Novel Therapy for Langerhans Cell Histiocytosis Maintains 100% Response Rate
Ashish Kumar, MD, PhD, was optimistic about the protocol he developed in 2016 for Langerhans cell histiocytosis (LCH) and other histiocytic disorders. But even he could not have predicted a 100% treatment response rate. Kumar, co-director of the Histiocytosis Center at Cincinnati Children's, has used the protocol on more than 50 patients with no incidence of disease recurrence. Here he talks about his team's experience and plans for a clinical study.
Tell us about this new protocol.
We are using the kinase prohibitor trametinib to target the gene mutations that cause LCH. Children with LCH respond to it so spectacularly that we started offering trametinib as first-line therapy in 2018. We initially used dabrafenib in patients whose LCH carried the BRAF-V600E mutation, but since trametinib works in all mutations, we have switched to using trametinib in all patients.
How does this therapy differ from the standard of care?

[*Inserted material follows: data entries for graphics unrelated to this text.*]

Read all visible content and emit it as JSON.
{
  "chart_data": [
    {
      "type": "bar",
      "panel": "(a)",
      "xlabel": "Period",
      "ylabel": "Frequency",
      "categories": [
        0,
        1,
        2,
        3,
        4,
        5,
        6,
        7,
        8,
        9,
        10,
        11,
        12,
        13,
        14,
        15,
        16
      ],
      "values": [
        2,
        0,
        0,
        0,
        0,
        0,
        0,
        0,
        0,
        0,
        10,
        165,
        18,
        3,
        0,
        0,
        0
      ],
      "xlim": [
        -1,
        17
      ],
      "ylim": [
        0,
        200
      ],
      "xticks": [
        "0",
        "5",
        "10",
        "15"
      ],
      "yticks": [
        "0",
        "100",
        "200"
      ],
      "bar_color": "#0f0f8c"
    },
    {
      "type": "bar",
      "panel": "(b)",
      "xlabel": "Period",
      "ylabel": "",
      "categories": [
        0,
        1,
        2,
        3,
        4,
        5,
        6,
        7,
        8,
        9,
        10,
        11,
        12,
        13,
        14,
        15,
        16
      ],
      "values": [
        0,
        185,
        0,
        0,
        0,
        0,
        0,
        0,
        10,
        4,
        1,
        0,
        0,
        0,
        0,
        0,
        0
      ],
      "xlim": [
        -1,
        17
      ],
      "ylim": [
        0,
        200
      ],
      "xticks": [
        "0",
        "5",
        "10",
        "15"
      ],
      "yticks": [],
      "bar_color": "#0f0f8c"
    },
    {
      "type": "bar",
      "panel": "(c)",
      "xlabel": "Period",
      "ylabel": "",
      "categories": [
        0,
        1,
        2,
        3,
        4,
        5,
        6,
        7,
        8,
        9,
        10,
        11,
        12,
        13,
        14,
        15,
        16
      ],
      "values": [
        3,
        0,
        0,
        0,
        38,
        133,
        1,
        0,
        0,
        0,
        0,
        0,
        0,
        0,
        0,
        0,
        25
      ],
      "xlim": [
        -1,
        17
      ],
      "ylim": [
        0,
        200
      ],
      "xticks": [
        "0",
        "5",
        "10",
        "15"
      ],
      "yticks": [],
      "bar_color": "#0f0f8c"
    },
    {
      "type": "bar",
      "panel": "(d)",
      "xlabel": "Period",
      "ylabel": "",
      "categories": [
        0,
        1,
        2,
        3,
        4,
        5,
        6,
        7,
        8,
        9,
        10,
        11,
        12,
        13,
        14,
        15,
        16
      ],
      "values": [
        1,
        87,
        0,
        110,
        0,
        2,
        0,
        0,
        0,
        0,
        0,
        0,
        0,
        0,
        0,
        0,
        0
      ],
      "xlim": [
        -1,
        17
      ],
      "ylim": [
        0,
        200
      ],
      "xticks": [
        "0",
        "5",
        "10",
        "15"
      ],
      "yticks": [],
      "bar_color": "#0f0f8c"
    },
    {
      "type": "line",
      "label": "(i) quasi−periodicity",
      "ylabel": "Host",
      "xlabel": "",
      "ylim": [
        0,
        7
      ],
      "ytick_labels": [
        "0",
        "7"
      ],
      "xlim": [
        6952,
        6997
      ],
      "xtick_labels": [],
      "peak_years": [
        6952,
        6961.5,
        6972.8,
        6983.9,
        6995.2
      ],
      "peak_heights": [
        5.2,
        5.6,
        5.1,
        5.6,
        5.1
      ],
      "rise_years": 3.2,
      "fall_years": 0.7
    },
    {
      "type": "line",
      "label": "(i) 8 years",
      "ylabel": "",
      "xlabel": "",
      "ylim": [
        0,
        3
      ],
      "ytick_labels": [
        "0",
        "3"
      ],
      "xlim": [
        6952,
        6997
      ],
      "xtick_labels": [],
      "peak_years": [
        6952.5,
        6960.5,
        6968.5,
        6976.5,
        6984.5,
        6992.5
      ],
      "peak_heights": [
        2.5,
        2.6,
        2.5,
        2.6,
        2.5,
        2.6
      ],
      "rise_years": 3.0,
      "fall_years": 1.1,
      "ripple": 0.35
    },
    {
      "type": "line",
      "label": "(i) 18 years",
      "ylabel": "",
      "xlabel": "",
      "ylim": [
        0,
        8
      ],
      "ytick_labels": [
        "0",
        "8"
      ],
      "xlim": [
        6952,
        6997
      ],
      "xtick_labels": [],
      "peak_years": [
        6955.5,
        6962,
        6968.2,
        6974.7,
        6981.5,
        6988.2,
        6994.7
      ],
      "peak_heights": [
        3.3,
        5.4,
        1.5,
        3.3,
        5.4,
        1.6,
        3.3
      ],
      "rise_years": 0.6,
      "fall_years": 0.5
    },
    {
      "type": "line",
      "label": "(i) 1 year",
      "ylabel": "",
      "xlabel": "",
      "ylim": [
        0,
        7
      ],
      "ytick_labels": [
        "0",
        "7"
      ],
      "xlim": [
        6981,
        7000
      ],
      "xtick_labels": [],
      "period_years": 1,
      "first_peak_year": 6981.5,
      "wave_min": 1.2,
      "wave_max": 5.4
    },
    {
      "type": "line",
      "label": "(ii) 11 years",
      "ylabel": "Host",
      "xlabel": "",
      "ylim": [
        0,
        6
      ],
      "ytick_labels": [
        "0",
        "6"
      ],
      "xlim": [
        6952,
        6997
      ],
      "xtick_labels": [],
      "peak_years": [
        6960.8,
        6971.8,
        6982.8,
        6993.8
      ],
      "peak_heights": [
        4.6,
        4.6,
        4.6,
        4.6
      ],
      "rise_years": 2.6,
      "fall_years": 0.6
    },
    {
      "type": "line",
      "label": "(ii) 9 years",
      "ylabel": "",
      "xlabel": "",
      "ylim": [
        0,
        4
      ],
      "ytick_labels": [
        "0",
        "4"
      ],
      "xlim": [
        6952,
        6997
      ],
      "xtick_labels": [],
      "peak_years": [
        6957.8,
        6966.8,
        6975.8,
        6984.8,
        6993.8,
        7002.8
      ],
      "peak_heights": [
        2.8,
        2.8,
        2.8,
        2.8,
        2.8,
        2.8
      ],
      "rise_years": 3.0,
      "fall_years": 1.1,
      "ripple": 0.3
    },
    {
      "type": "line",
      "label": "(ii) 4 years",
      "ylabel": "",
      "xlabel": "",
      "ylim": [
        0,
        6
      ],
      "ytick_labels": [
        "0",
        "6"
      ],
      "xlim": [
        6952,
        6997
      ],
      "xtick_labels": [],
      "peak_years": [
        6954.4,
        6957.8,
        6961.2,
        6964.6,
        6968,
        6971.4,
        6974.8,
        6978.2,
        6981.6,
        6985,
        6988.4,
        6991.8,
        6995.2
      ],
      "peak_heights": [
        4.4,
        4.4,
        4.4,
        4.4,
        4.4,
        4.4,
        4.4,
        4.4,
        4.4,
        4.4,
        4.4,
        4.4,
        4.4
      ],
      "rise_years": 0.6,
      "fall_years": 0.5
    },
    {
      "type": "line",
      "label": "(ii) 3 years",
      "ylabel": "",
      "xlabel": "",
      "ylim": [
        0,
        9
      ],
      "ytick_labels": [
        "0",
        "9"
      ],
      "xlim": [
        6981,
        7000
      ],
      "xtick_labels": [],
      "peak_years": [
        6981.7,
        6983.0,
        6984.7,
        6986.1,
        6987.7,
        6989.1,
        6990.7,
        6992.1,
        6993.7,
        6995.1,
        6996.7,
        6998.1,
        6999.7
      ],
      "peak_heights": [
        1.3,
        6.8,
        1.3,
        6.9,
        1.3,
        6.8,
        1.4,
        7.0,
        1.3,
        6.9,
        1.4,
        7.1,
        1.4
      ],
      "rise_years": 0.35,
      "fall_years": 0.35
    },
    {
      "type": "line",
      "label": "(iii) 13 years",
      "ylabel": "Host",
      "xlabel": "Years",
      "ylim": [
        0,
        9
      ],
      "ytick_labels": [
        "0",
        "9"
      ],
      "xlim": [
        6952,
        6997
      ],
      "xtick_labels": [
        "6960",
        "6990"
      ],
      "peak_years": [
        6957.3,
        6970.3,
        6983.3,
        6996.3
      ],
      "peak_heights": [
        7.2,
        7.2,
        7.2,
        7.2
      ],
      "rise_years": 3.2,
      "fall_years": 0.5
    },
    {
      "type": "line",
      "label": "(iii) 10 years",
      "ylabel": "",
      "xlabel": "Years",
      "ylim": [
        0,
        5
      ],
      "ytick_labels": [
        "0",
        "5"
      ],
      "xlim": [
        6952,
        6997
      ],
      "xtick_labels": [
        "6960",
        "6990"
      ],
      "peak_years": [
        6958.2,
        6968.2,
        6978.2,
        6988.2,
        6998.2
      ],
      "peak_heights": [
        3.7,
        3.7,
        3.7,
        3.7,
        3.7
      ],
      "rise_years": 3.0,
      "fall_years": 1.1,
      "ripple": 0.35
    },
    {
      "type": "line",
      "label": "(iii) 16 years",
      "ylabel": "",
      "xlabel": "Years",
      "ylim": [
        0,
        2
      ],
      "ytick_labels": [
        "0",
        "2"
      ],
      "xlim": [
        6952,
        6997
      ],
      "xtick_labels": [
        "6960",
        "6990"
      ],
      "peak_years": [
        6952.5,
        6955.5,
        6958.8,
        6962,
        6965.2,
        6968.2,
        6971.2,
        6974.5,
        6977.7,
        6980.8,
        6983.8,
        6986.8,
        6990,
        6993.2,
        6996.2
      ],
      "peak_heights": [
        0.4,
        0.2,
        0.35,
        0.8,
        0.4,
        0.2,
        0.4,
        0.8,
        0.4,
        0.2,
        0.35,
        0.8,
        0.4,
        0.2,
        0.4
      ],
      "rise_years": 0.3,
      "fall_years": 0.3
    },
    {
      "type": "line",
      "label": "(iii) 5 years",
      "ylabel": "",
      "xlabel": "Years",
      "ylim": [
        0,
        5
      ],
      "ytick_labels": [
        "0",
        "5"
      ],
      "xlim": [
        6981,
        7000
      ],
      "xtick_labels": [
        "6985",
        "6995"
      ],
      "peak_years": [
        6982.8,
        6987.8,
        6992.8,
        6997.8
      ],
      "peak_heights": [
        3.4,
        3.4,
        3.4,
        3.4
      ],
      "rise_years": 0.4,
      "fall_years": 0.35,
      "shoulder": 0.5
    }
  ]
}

The standard of care for newly diagnosed and relapsed or recurrent LCH is chemotherapy. Unfortunately, in 15-20% of patients, the disease does not respond to chemo at all. Even when chemo works, the relapse rate at the one-year mark is as high as 40%. We cannot predict upfront who will experience disease progression or relapse. Sometimes, recurrence can have permanent, life-changing consequences since LCH can cause irreversible damage to the liver and pituitary gland.
Contrast chemotherapy with our protocol of oral trametinib, a drug that has undergone early phase clinical trials in children with brain tumors and LCH. Rashes and fever are known side effects, but these are easily managed. Unlike chemotherapy, trametinib requires no central intravenous line and is not associated with immune suppression or chemotherapy's many other side effects. And, thus far, it always works.
With all this in mind, I cannot justify putting a child through chemo when I have something that I know is at least equally effective and often more effective.
Are other pediatric cancer centers adopting this approach?
Adoption has been slow. Pediatric oncologists are more comfortable offering experimental therapies in the context of a clinical trial. Generally speaking, I agree with this approach in treating cancer, where the biology of the disease is so complex and the mutations are not well-understood. But LCH is different — it isn't cancer, and we understand its biology and the associated mutations quite well. I hope that other practitioners will step outside their comfort zone and begin using targeted therapies like tremetinib to treat LCH. I would be happy to consult with any oncologist who wishes to do so in their own practice. As it is, patients are traveling to Cincinnati Children’s from as far away as England for the treatment.
Where do your clinical research efforts stand?
We hope to start a clinical trial in 2022 to study the safety and efficacy of a kinase inhibitor as first-line therapy for LCH. It will be open to anyone with a histiocytic disorder. including those whose disease has recurred after chemotherapy.
Also, we continue to learn about LCH in the lab. Our team performs molecular testing on every patient with LCH or histiocytic disease to identify the specific gene mutation responsible for the disease. Last year, our team discovered three novel gene mutations associated with these diseases. We recently launched a sensitive blood test to assess the presence of minimal residual disease in patients with BRAF-V600E-associated histiocytosis. This test is called HistioTrak and was developed by Somak Roy, MD, a molecular pathologist at Cincinnati Children’s, in collaboration with Jennifer Picarsic, MD. Dr. Picarsic is the Histiocytosis Center's co-director and a world-renowned pathologist in histiocytic disorders.